昨秋から続く農民デモについては対話で必ず出口を見いだすと強調しています。
30品目の関税引き上げ
インドは地場製造業の振興に向け、2月初旬に約30品目の関税を引き上げました。
中国からの輸入が多い太陽光発電や携帯電話などに関連する部品を対象としています。
2020年11月に東アジアの地域的な包括的経済連携(RCEP)への参加を見送ったインドは、貿易保護主義をさらに強めています。
不良債権の受け皿構想を発表
政府は2月1日、市中銀行の不良債権の受け皿となるバッドバンク設立計画を明らかにしました。

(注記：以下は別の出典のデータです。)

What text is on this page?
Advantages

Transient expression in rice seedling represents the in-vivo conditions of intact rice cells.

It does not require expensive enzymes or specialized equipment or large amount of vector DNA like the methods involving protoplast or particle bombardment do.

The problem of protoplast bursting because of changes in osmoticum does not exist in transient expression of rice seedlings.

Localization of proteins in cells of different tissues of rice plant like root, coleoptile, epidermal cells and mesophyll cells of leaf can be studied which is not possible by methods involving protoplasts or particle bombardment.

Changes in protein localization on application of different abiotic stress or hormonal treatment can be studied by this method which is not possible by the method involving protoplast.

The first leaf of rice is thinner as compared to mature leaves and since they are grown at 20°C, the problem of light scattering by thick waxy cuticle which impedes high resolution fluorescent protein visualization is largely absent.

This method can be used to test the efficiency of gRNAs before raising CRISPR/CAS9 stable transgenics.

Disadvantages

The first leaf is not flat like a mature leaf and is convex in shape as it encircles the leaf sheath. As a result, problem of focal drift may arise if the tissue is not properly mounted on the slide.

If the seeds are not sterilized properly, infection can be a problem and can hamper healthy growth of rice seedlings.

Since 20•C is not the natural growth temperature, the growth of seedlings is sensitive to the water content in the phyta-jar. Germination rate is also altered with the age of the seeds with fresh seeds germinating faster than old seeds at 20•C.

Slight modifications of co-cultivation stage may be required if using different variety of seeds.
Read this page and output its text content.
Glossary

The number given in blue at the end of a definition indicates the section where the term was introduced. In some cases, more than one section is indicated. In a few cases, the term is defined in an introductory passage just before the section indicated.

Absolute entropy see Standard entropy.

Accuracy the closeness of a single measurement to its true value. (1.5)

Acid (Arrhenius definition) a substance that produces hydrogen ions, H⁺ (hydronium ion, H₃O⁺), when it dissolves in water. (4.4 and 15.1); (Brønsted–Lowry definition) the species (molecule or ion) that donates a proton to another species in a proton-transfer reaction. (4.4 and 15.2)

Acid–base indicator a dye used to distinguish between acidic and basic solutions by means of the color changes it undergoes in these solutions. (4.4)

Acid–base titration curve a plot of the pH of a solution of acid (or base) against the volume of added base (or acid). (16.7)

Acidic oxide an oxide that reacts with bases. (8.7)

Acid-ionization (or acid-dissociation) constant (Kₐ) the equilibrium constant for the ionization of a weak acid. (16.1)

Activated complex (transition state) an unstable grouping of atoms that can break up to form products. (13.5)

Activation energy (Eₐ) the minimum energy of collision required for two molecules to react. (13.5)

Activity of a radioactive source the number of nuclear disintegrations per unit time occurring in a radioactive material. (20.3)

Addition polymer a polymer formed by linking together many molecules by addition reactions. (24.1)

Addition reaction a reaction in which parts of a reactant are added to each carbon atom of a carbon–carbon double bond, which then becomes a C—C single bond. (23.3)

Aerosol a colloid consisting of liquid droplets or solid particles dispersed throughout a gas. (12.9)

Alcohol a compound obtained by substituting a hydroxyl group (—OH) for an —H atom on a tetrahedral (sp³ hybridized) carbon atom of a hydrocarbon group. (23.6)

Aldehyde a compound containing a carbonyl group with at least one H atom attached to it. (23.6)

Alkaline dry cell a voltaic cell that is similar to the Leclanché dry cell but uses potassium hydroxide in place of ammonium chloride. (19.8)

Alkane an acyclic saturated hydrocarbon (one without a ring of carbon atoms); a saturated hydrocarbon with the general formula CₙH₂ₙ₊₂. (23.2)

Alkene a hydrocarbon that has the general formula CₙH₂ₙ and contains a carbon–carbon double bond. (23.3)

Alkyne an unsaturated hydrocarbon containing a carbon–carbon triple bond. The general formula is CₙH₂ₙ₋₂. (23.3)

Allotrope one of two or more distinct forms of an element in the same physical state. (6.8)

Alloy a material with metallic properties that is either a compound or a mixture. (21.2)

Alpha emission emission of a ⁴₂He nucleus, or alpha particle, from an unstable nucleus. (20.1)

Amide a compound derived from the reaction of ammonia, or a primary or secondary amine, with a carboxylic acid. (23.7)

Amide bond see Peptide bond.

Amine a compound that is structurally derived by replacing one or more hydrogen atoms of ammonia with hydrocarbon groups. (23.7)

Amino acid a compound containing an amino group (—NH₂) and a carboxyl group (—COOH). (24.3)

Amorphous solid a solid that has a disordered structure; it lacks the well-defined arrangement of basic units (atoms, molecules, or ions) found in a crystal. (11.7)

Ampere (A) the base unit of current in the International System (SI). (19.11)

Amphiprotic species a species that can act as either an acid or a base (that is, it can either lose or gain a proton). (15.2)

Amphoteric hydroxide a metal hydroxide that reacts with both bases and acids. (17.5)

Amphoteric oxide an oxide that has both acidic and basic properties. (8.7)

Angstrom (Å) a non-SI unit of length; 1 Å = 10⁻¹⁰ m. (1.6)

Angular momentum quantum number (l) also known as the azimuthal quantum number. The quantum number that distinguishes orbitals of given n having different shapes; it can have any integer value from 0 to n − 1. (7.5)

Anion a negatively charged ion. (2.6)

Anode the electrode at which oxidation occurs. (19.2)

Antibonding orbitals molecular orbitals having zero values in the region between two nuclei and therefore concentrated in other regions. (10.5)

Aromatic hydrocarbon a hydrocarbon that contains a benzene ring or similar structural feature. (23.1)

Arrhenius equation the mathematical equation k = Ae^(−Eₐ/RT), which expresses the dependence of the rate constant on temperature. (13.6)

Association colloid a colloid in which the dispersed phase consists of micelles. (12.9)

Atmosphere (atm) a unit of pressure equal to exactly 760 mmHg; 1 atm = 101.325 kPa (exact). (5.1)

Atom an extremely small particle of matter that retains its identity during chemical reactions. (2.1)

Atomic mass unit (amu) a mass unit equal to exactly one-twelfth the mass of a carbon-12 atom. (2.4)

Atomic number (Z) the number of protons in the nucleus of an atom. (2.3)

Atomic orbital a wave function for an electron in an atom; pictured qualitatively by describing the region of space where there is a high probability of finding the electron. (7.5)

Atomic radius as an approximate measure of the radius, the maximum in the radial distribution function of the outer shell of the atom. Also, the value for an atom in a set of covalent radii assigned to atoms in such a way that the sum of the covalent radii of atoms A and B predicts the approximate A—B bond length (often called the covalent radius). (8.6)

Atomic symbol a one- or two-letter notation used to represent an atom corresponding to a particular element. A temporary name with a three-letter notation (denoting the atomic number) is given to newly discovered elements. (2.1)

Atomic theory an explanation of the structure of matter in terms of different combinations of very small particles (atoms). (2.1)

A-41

インドでは不良債権が今年、過去最高水準となる見込みで金融システムの安定を脅かしているため、この問題への対処が望まれていました。
予算案を発表
2月1日発表された2021年度(21年4月~22年3月)の当初予算案は、歳出総額が前年度比14.5%増の約34兆8千億㍓になりました。
インド政府は20年度通年の成長率をマイナス7.7%と過去最悪を見込んでおり、インフラ投資で景気の底上げを狙います。
21年度予算案により国債発行が増加するとの観測から、インド国債市場では1月末から10年国債利回りが急上昇しています。
また、政府は21年度の財政赤字目標をGDP比6.8%に設定しました。
因みに、20年度の実績は3.5%の目標より大幅に悪化し、9.5%となりそうです。
インドの経済ファンダメンタルズは脆弱ですから、こうした「大盤振る舞い」は将来的に財政が制約要因となる可能性もあって注視する必要がありそうです。
トピックとしては上記のインフラ投資のほかに、ヘルスケア費用が10.5%増えている事もあるでしょう。
インドのコロナ累計感染者数は米国に次いで世界で2番目に多いことから、コロナ対応が経済対策ともいえるかもしれません。
2021年1月
農民デモ止まらず
農家のデモが激しさを増しています。
これは、農産物取引の自由化に関する農業の新法への抗議のためのデモです。
農家の一団は1月26日、首都ニューデリーで大規模な抗議活動を展開しました。
長引くデモの行方は混沌としている。
同日はインドで憲法を発布した共和国記念日でした。
政府による軍事パレードの式典が落ち着いた後、農家は正午からトラクターで行進するデモを容認されていましたが、農家は午前9時ごろ、デリー等でバリケードを破壊し、予定を前倒しする形でデモを開始したのです。
50品目超の関税を引き上げ
インド政府は、スマホや電子部品、家電など50品目以上の輸入品を対象に、関税を5ー10%引き上げることを検討しているようです。
関税引き上げは、国内製造業を支援し、自立したインド経済の確立をめざすモディ政権の構想の一環です。
新型コロナウイルスの影響で国内経済が低迷する中、関税引き上げで27億ー28億ドルの税収増が見込めるという事です。
内向きになっているような気がして、少し懸念されます。
最高裁が農業新法を停止
インドの最高裁判所は1月12日、農産物取引を自由化する農業の新法を一時停止する措置を講じました。
新法に反対するインド農家の大規模なデモが収束しないことがその要因ですが、これは異例の動きです。
インドの農家と政府の新法をめぐる協議の先行きは混沌としています。